Surabaya, Pahami.id —
Kejaksaan Jawa Timur (Kejaksaan Jawa Timur) membuka opsi untuk mengajukan peninjauan kembali (PK) terhadap kasus pembunuhan dan penganiayaan maut Ronald Tannur (32) melawan pacarnya, Dini Sera Afrianti (29).
Ketua Hakim Jabar Mia Amiati mengatakan, PK bisa diajukan Jaksa Penuntut Umum (JPU) jika menemukan dan mempunyai fakta baru atau fakta baru dalam perkara tersebut.
“[Jaksa penuntut umum] Bisa [mengajukan PK]jika kita mencoba untuk memiliki novum. “Novum itu barang bukti tidak pernah kami hadirkan di pengadilan tapi nanti kami hadirkan,” kata Mia saat ditemui di kantornya, Kamis (24/10).

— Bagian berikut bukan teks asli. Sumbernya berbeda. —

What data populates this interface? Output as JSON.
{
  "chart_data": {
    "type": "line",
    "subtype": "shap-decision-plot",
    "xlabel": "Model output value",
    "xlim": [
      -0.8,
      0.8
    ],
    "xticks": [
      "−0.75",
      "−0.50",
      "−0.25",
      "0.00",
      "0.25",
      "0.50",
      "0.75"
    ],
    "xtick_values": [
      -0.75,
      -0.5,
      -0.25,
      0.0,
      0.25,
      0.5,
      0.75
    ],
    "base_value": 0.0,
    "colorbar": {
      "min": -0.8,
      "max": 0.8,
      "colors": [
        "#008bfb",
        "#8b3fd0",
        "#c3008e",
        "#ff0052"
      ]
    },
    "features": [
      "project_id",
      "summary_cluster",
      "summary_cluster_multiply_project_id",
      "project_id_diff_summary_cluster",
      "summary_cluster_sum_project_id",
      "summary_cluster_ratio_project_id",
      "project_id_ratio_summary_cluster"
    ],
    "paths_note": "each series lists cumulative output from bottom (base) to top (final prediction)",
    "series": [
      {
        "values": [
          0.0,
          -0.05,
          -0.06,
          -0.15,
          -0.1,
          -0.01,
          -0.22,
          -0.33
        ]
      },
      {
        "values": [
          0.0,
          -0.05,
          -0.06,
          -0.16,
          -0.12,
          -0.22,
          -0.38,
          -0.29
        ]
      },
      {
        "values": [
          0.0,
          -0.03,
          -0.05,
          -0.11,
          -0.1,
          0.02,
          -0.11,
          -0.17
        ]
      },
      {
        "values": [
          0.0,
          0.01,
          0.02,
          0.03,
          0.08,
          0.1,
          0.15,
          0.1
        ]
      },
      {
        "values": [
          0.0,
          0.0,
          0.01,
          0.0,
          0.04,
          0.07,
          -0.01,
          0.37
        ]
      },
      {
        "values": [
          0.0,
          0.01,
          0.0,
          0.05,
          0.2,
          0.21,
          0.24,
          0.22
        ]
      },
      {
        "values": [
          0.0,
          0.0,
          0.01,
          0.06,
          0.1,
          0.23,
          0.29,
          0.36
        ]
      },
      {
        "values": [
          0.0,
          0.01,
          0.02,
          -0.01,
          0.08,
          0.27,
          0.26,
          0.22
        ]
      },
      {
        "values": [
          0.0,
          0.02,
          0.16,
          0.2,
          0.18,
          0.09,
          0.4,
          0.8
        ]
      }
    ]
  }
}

Pasalnya, dalam putusan kasasi Mahkamah Agung (MA), Ronald hanya divonis lima tahun penjara. Ia dinyatakan bersalah melanggar Pasal 351 Ayat (3) KUHP tentang perbuatan penganiayaan yang menimbulkan kematian. Serta dakwaan alternatif dari jaksa kedua.
Diketahui, putusan kasasi tersebut jauh lebih ringan dibandingkan tuntutan JPU yakni 12 tahun penjara dan membayar ganti rugi kepada keluarga atau kerabat korban senilai Rp263,6 juta subsider 6 bulan kurungan.
Meski demikian, Mia menegaskan opsi PK ini berpotensi diajukan bukan karena ringannya hukuman kasasi. Namun hal ini tergantung pada ditemukannya bukti-bukti baru atau novum.
“Tergantung inovasinya tentu kita pakai format sesuai SOP, lapor ke pimpinan, kalau pimpinan. [perintahkan] Kami akan segera melakukan penegakan hukum atau mengambil tindakan hukum lainnya. “Kita lakukan dengan PK tapi harus ada yang baru dulu,” ujarnya.
Namun, kata Mia, ia senang dan agak puas dengan keputusan tersebut. Yang penting napi Ronald sudah dinyatakan bersalah.
“Tapi sementara ini kita harus sedikit puas karena dia terbukti bersalah, itu yang pertama,” pungkas Mia.
Sementara itu, keluarga korban, Dini Sera Afrianti (29), melalui pengacaranya, Dimas Yemahura, mengungkapkan keprihatinan sekaligus kekecewaannya terhadap putusan kasasi MA terhadap Ronald yang dinilai terlalu ringan.
Pertama, saya mewakili keluarga korban, tentunya saya sangat prihatin dengan keputusan tersebut, karena menurut saya terlalu ringan, padahal kita tahu keputusan di Surabaya mengandung unsur suap atau suap, kata Dimas saat dikonfirmasi. , Kamis. (24/10).
Menurut Dimas, MA tidak melihat kasus ini secara keseluruhan, khususnya terkait penggunaan pasal yang digunakan untuk mengadili Ronald. Ia menilai kasus ini harus dilihat sebagai pembunuhan, bukan sekedar penganiayaan.
Kedua, di sini kita lihat kembali bahwa Mahkamah Agung tidak mendalami perkara ini secara komprehensif yaitu menggunakan pasal penganiayaan, dimana menurut tim kuasa hukum kami jelas-jelas ada tindak pidana pembunuhan yang menyebabkan korban tersebut. mati, yaitu dilanggar [mobil]”katanya.
Dimas juga menyinggung penangkapan tiga hakim Pengadilan Negeri Surabaya oleh Kejaksaan Agung (Kejagung) dalam kasus suap, Rabu (23/10).
Menurutnya, hal itu menjadi bukti adanya kejanggalan dalam penanganan kasus ini. Ia pun membuka opsi penyampaian berita acara pemeriksaan hakim di tingkat kasasi.
Sebelumnya, Mahkamah Agung (MA) membatalkan putusan pembebasan terdakwa Gregorius Ronald Tannur di Pengadilan Negeri (PN) Surabaya. Melalui kasasi, MA memvonis Ronald Tannur lima tahun penjara.
Putusan: kasasi ke penuntut umum, batalkan judex facti, demikian bunyi putusan tersebut, dikutip dari laman Panitera Mahkamah Agung, Rabu (23/10).